Отец встал и подошел к окну. Всматриваясь в темноту, он скрестил руки на груди и молчал. На лице застыла гримаса, и на душе наверняка неспокойно. И все из-за Ли Хуэй. Она вышла из комнаты, прислонилась спиной к стене и задумалась. Завтра, когда придет Лян Цисюн, она скажет ему, что они женятся. Они как раз будут провожать Большого Суня. Не будет ли это слишком нарочито? Ничего. Этот дурачок наверняка обрадуется.
И снова картины прошлого…
Сумерки в степи, покой и тишина. В окошко на свет лампы летит мошкара, доносится запах нагретой за день степной травы. Ли Хуэй уже успела постирать на речке, вернуться и прибрать в комнате. Она приготовила овощи, стараясь делать все так, как будто готовит у себя дома в Пекине; чашки с овощами поставила на стол. Потом на столе появилась лампа и букет желтых цветов лилейника в желтой вазе. Она села за стол и стала ждать Ян Фаня.
Сейчас можно посмеяться над тем, как безжалостно жизнь играла ими — хунвэйбинами. Прошло несколько лет, а вместе с ними прошли мимо поступление в университет, поступление на завод, да и просто — возвращение в Пекин. Большой Сунь и Фан Син уехали из деревеньки в госхоз, и теперь здесь только она и Ян Фань. «Коммуна хунвэйбинов» развалилась, энтузиазм растаял, как прошлогодний снег, бывшие друзья и ровесники рассеялись, как легкое облако дыма. В районном комитете по делам образованной молодежи им с Ян Фанем уже три месяца не выделяют денег на жизнь, а с этого месяца даже перестали давать талоны на рис. У них были две курицы, но их загрызли хорьки… Что им оставалось, двум «ненужным людям»? Голодать и падать духом.
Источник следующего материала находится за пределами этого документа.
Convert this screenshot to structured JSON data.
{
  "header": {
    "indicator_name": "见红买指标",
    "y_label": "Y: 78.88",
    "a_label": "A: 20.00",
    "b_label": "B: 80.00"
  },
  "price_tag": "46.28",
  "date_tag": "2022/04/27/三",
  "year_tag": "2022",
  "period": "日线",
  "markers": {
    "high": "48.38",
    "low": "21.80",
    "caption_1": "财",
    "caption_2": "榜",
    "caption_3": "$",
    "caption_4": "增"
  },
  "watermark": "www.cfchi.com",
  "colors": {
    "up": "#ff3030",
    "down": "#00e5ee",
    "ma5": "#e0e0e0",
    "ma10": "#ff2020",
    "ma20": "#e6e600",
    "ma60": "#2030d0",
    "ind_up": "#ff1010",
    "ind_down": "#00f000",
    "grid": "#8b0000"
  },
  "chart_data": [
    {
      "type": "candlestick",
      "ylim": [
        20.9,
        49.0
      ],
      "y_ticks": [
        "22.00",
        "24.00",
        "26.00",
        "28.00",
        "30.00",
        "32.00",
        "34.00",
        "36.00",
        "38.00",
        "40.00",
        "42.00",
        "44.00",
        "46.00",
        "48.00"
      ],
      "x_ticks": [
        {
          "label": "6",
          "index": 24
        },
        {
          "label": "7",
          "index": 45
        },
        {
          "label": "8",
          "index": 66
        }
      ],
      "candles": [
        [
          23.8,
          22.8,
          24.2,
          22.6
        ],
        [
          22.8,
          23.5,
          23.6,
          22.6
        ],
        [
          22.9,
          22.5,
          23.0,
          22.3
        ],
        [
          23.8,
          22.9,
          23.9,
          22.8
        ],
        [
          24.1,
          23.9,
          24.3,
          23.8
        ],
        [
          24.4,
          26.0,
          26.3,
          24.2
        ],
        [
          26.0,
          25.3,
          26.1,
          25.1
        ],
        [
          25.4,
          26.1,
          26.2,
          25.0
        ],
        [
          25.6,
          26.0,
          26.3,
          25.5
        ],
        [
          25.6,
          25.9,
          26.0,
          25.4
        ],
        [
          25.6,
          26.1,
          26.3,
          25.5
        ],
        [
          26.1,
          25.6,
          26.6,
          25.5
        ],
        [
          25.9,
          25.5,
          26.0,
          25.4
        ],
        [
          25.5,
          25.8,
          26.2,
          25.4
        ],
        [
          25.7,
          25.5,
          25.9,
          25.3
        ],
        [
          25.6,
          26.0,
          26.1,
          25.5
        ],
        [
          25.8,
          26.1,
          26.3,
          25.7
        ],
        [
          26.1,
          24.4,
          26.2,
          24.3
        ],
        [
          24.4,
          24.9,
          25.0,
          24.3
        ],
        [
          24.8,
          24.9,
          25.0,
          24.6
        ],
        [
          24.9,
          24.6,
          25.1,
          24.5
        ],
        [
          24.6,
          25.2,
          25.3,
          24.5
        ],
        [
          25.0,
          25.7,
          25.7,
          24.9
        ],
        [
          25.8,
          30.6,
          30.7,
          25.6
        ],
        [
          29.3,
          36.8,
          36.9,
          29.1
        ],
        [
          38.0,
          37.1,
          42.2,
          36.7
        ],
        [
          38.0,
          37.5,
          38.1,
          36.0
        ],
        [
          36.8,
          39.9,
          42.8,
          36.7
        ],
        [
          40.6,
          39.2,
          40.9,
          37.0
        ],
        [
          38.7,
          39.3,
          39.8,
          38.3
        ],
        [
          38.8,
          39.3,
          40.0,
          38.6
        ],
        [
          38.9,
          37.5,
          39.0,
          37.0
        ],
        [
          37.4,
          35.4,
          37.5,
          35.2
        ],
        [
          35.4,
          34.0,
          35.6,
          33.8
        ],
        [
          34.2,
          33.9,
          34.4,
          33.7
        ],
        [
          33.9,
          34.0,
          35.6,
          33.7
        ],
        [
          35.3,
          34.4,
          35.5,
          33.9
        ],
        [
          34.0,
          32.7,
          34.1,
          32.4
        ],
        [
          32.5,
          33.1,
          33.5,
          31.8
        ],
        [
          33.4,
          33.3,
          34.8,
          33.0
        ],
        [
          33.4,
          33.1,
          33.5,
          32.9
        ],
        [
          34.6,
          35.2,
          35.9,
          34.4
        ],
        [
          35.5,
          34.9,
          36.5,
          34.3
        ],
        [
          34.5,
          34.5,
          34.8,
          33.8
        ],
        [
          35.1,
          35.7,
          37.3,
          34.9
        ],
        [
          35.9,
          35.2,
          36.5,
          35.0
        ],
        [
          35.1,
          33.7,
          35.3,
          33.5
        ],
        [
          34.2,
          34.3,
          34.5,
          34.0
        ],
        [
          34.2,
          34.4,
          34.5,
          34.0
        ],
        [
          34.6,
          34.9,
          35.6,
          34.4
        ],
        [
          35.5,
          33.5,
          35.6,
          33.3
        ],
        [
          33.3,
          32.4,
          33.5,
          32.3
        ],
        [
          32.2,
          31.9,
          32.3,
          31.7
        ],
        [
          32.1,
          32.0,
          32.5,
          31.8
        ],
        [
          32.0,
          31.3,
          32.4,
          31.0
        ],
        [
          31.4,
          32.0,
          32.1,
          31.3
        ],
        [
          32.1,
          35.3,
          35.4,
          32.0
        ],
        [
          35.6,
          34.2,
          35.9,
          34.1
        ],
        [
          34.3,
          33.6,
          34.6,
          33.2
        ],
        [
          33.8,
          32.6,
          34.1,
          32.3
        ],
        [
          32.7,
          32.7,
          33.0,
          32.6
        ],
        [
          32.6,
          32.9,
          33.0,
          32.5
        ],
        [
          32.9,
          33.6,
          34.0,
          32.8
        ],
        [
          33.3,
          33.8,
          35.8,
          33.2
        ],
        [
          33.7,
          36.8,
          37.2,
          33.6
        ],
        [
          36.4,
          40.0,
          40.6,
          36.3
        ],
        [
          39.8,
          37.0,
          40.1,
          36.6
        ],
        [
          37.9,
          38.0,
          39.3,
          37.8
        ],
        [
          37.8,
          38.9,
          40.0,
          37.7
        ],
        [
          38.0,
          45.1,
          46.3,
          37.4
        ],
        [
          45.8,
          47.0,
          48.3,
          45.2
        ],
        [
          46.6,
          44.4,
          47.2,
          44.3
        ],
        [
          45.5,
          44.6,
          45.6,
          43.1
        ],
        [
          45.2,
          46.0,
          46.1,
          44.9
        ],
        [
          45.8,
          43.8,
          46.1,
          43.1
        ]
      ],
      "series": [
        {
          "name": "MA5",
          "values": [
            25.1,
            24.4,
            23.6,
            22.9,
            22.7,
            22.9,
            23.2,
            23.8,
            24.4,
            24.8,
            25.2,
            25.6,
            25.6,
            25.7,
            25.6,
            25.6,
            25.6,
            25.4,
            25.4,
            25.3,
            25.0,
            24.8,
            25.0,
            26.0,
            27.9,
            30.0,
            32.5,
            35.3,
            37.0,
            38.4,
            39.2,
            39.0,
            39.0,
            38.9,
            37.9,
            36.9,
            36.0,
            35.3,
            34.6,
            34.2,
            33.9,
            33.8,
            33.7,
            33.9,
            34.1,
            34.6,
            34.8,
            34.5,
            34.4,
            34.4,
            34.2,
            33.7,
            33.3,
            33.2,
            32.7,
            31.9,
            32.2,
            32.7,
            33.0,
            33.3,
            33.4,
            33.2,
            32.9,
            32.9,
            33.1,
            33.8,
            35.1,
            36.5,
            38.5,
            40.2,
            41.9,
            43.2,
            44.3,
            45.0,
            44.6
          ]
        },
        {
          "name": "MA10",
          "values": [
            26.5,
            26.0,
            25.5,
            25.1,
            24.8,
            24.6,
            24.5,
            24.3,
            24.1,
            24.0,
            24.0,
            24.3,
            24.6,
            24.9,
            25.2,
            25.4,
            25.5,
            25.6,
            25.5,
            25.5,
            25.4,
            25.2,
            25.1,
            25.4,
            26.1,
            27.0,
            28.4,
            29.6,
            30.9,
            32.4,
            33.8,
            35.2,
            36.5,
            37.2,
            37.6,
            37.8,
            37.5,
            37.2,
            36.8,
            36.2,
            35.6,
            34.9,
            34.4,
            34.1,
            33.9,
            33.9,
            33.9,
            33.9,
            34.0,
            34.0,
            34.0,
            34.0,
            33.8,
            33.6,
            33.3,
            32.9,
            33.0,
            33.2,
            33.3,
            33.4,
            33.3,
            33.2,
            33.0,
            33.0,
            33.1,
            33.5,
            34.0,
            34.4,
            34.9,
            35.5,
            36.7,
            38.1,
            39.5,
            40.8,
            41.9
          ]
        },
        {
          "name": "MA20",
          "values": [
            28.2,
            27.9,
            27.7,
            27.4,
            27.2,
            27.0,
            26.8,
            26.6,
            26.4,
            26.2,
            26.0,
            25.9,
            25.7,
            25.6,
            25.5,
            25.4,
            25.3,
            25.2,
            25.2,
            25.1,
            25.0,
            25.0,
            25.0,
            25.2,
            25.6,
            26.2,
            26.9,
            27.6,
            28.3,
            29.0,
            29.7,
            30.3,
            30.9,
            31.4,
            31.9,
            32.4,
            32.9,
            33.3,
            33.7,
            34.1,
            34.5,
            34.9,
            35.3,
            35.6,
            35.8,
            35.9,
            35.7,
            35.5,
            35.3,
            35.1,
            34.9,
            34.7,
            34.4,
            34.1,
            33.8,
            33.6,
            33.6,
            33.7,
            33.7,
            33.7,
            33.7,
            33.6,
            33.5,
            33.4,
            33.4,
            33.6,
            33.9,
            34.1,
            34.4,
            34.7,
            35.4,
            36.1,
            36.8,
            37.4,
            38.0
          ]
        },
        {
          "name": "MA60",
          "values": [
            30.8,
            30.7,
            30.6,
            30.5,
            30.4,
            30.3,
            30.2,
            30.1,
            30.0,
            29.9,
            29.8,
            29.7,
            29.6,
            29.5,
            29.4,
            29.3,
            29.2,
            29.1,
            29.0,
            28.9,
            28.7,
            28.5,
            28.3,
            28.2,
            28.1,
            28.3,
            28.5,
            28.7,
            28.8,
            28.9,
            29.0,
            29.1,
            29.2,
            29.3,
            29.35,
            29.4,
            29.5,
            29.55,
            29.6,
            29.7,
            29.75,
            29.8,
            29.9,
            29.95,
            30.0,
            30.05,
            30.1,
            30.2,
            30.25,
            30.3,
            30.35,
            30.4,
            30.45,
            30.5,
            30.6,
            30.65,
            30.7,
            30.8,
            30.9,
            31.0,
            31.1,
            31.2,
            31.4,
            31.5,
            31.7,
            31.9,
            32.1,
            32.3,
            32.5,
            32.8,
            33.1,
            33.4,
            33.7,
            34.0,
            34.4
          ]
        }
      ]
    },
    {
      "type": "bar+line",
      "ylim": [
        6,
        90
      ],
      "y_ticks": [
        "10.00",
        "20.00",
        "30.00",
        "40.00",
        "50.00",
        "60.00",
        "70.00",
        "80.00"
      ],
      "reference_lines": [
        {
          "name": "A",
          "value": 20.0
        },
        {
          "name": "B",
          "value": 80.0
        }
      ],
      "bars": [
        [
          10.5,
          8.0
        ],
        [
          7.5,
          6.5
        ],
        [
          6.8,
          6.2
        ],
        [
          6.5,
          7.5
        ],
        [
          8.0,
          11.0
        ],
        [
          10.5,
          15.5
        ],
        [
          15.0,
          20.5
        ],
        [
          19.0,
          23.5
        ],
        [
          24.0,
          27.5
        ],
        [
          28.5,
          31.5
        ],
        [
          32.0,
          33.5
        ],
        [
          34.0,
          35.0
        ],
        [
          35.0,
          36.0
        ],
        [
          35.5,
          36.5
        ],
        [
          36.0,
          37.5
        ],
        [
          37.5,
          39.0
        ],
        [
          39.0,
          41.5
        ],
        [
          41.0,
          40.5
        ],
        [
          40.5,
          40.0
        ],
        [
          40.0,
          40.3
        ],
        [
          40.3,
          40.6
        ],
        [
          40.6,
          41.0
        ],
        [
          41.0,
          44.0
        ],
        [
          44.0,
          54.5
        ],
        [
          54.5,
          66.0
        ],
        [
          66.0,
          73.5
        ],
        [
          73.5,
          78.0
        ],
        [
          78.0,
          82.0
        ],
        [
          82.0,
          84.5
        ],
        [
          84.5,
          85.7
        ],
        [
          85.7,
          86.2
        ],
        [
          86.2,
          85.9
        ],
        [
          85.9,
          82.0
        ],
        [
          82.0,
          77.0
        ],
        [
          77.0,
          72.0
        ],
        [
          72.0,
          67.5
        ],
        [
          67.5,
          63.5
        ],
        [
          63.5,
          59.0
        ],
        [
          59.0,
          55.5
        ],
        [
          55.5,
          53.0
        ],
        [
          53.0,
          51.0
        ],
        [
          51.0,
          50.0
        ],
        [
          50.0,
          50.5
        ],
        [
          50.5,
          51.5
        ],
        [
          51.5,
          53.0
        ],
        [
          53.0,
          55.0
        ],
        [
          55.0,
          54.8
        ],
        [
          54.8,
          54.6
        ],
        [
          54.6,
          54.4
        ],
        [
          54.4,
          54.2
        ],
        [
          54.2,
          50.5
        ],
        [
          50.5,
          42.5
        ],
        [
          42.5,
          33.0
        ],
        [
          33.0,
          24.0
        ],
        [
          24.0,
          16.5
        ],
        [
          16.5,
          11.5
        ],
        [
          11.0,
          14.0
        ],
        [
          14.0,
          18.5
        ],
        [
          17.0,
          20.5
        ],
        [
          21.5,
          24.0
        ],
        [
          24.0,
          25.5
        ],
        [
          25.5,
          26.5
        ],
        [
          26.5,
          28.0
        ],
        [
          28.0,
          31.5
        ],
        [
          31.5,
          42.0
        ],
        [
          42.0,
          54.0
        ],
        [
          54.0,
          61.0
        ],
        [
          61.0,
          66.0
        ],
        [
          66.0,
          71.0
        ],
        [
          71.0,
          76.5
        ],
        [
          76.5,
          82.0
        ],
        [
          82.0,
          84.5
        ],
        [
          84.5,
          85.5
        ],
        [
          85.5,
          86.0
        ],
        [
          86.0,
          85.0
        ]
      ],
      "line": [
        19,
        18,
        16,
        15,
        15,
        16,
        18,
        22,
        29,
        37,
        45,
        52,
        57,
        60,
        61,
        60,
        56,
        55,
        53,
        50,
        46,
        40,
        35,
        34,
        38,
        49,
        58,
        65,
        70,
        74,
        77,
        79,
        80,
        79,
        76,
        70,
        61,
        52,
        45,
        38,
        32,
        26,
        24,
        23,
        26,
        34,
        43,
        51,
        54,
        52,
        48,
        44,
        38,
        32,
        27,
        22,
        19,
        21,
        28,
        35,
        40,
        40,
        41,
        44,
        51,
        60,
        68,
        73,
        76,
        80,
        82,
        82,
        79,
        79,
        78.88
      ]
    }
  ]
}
Ян Фань из последователя Сен-Симона превратился в классического материалиста. Прошли те времена, когда он сидел перед анатомическим атласом человека и втыкал себе в ноги длинные серебряные иголки, чтобы укрепить силу духа. Больше он не призывает при свете керосиновой лампы изучать «Капитал», постигать двойственную сущность товара. Воодушевленный теорией, он собрал из общей столовой миски, чашки, ложки — всю посуду, а пройдясь по домам, взял у ребят куски материи, войлока, старую одежду. Они решили продать эти вещи в уездном городе и потащили все на тележке к поезду. Ян Фань тянул впереди, а Ли Хуэй толкала сзади.